El móvil interrumpe sus pensamientos. Supone que es el comisario, que aún quiere hacerle preguntas sobre Sylvie, pero una voz de mujer se presenta como inspectora Lejeune.

—Nos han surgido nuevas preguntas, Monsieur Harris, hemos de hablar con usted.

A él le desagrada la manera en que pronuncia Harris, sin la «H».

19

Son las siete de la tarde. Camille sabe que se ha retrasado mucho, pero no pudo llegar antes: junto con Christian, se dedicó a reunir la información más importante acerca de la ingeniería genética y sus peligros. Y de camino encima se perdió, tomó por una calle demasiado temprano y acabó en una unidireccional. Al final, encontró el camino y un sitio para aparcar su coche color zarzamora.

Ahora, tratando de recuperar el aliento, se encuentra ante este neurólogo, el doctor Ogilvy, que tras decirle unas palabras hunde las manos en los bolsillos de su bata blanca. Camille lo mira fijamente, asimilando lo que acaba de decirle: que el ataque de apoplejía no ha sido muy grave, que con los ejercicios recuperará la movilidad del brazo derecho, que ha vuelto a salvarse por los pelos. Pero tras una pausa, añadió que había algo más.

Es lo que hacen los ginecólogos cuando durante un examen descubren un bulto en un pecho, así que se queda esperando que pronuncie la palabra «cáncer». Pero en cambio el doctor dice:

—Se trata de Parkinson.

Camille sabe lo que eso significa: que el estado empeora de un modo continuo o repentino; rigidez muscular, temblores, movimientos más lentos; y al final, parálisis.

—¿No ha notado que estaba deprimido, o que sufría temblores? —Le parece oír un tono de reproche en la pregunta.

—No nos vemos con mucha frecuencia. —No quiere justificarse, pero en ese momento se siente culpable.

—Por motivos que desconocemos, mueren células del cerebro medio, las que generan el transmisor denominado dopamina, y eso provoca una considerable ralentización de la actividad nerviosa. —Ogilvy se quita las gafas y las limpia con una toallita que coge del dispensador.

—Es hereditario, ¿verdad? —Nunca se ha informado sobre el Parkinson, no tenía motivos para hacerlo.
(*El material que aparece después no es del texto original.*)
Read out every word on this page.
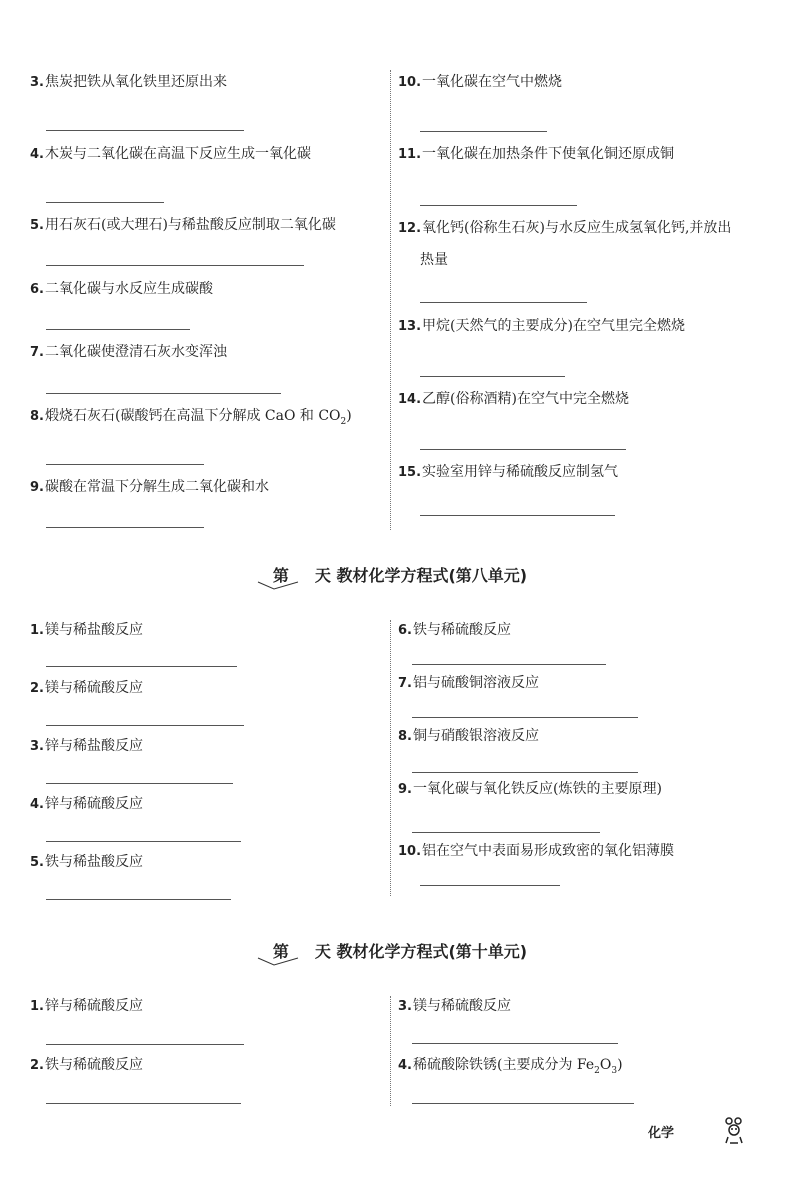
3.焦炭把铁从氧化铁里还原出来
4.木炭与二氧化碳在高温下反应生成一氧化碳
5.用石灰石(或大理石)与稀盐酸反应制取二氧化碳
6.二氧化碳与水反应生成碳酸
7.二氧化碳使澄清石灰水变浑浊
8.煅烧石灰石(碳酸钙在高温下分解成 CaO 和 $CO_2$)
9.碳酸在常温下分解生成二氧化碳和水
10.一氧化碳在空气中燃烧
11.一氧化碳在加热条件下使氧化铜还原成铜
12.氧化钙(俗称生石灰)与水反应生成氢氧化钙,并放出
热量
13.甲烷(天然气的主要成分)在空气里完全燃烧
14.乙醇(俗称酒精)在空气中完全燃烧
15.实验室用锌与稀硫酸反应制氢气
第 天 教材化学方程式(第八单元)
1.镁与稀盐酸反应
2.镁与稀硫酸反应
3.锌与稀盐酸反应
4.锌与稀硫酸反应
5.铁与稀盐酸反应
6.铁与稀硫酸反应
7.铝与硫酸铜溶液反应
8.铜与硝酸银溶液反应
9.一氧化碳与氧化铁反应(炼铁的主要原理)
10.铝在空气中表面易形成致密的氧化铝薄膜
第 天 教材化学方程式(第十单元)
1.锌与稀硫酸反应
2.铁与稀硫酸反应
3.镁与稀硫酸反应
4.稀硫酸除铁锈(主要成分为 $Fe_2O_3$)
化学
—Puedo tranquilizarla al respecto. —Ogilvy sonríe con aire paternalista sin dejar de limpiar las gafas—. La forma hereditaria es poco frecuente. Un setenta y cinco por ciento de los casos de Parkinson son idiopáticos. —Y le lanza una indulgente sonrisa de médico—. Significa que la causa aún no ha sido descubierta. Según las últimas investigaciones, se produce una excesiva liberación de cierta proteína y este exceso de a-sinucleína impide el procesamiento de una secuencia proteínica en una proteína correctamente plegada —añade, encogiéndose de hombros—. El cuerpo humano es un sistema cuyo equilibrio es delicado. Una perturbación causa un desequilibrio en otro lugar... —Vuelve a sonreír, una combinación de disculpa y valentía—. Hoy en día, en Francia hay unos novecientos mil pacientes que requieren cuidados debido a enfermedades neurológicas. En 2020 serán más de dos millones.